A new plan to make an NSW national park ‘men only’ is being protested by indigenous women who have sacred sites on the land.

The plan to ban women from the Wollumbin national park in NSW, also known as Mount Warning, was met with opposition by indigenous women who called the plan discriminatory and decried it for keeping Ngarakbal Githabul women from accessing spiritual sites.

Under the new Wollumbin Aboriginal Place Management Plan, the area is classified as a “men’s site.”

“Therefore gender restrictions apply to working on or visiting the Wollumbin Mountain,” the plan states.

One aspect the plan fails to address is that the area contains, “several women’s sites associated with Wollumbin AP that are integral to its cultural value”.

In addition, the plan states that the “sanctity” of Wollumbin AP “may also manifest physically”, such as making people sick or putting women in “physical danger”.

“For example if women access areas that are restricted to men, women are in physical danger and likewise for men,” the plan asserts.

The site was declared as an Aboriginal place above 600 meters in 2014 and was recently announced to be permanently closing to the public Minister for Environment, James Griffin.

The document states that the cultural and spiritual values of the site cannot be upheld if the public continues to have access to them, “particularly due to the restrictions of gender as this is a men’s place”.

“Wollumbin is interconnected to a broader cultural and spiritual landscape that includes Creation, Dreaming stories and men’s initiation rites of deep antiquity,” the group said.

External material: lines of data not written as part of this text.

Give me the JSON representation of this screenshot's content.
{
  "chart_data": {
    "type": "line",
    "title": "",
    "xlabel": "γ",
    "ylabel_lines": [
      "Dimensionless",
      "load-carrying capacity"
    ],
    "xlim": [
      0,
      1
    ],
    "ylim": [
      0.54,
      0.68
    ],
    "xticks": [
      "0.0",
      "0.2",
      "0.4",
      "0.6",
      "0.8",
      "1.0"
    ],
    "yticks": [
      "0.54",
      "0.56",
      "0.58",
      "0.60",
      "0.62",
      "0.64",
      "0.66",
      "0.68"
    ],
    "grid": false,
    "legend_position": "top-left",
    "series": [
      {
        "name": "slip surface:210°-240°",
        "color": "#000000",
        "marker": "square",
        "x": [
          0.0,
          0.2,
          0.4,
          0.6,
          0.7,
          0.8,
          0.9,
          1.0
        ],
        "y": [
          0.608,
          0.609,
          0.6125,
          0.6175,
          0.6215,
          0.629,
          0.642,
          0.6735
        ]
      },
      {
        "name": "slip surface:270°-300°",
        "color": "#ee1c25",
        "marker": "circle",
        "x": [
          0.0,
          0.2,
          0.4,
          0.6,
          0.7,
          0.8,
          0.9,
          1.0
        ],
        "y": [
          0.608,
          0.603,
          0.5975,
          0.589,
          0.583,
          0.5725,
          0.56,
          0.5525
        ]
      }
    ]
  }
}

“Bundjalung beliefs illustrate the spiritual values embodied and evoked in Wollumbin and its connections to a broader cultural landscape.”

“These connections are important to the spiritual identity of the Bundjalung nation, many other nations and families connected to Wollumbin, predominantly men and also women.”

However, Ngarakbal Githabul women say that placing male-only gender restrictions on the site discriminates against indigenous women who also share a cultural and spiritual connection with the area.

A North Coast indigenous woman, Stella Wheildon, said she has conducted heavy research on the area and has found ties between the area and the Ngarakbal Githabul people.

“The Wollumbin Consultative Group has discriminated against the women and our lores,” Wheildon said.

Wheildon also said she has been contacted by other Ngarakbal Githabul women who have expressed worry that they would no longer be able to access “their most sacred Rainbow Serpent Seven Sisters sites” under the new plan.

Elder Elizabeth Davis Boyd, whose tribal name is Eelemarni, said that she would no longer be able to visit her mother’s memorial under the new plans.

Boyd told The Daily Telegraph that calling Mount Warning a “Bundjalung men’s site” was incorrect and was “doing great damage to my ancestral culture, tradition, and lores.”

“The State Government’s administrative decision to permanently close Mount Warning not only contravenes my customary law rights and women’s rights and human rights – but also my cultural responsibilities to the Gulgan (a Ngarakbal Githabul word for pathway keeper) memorial,” Boyd said.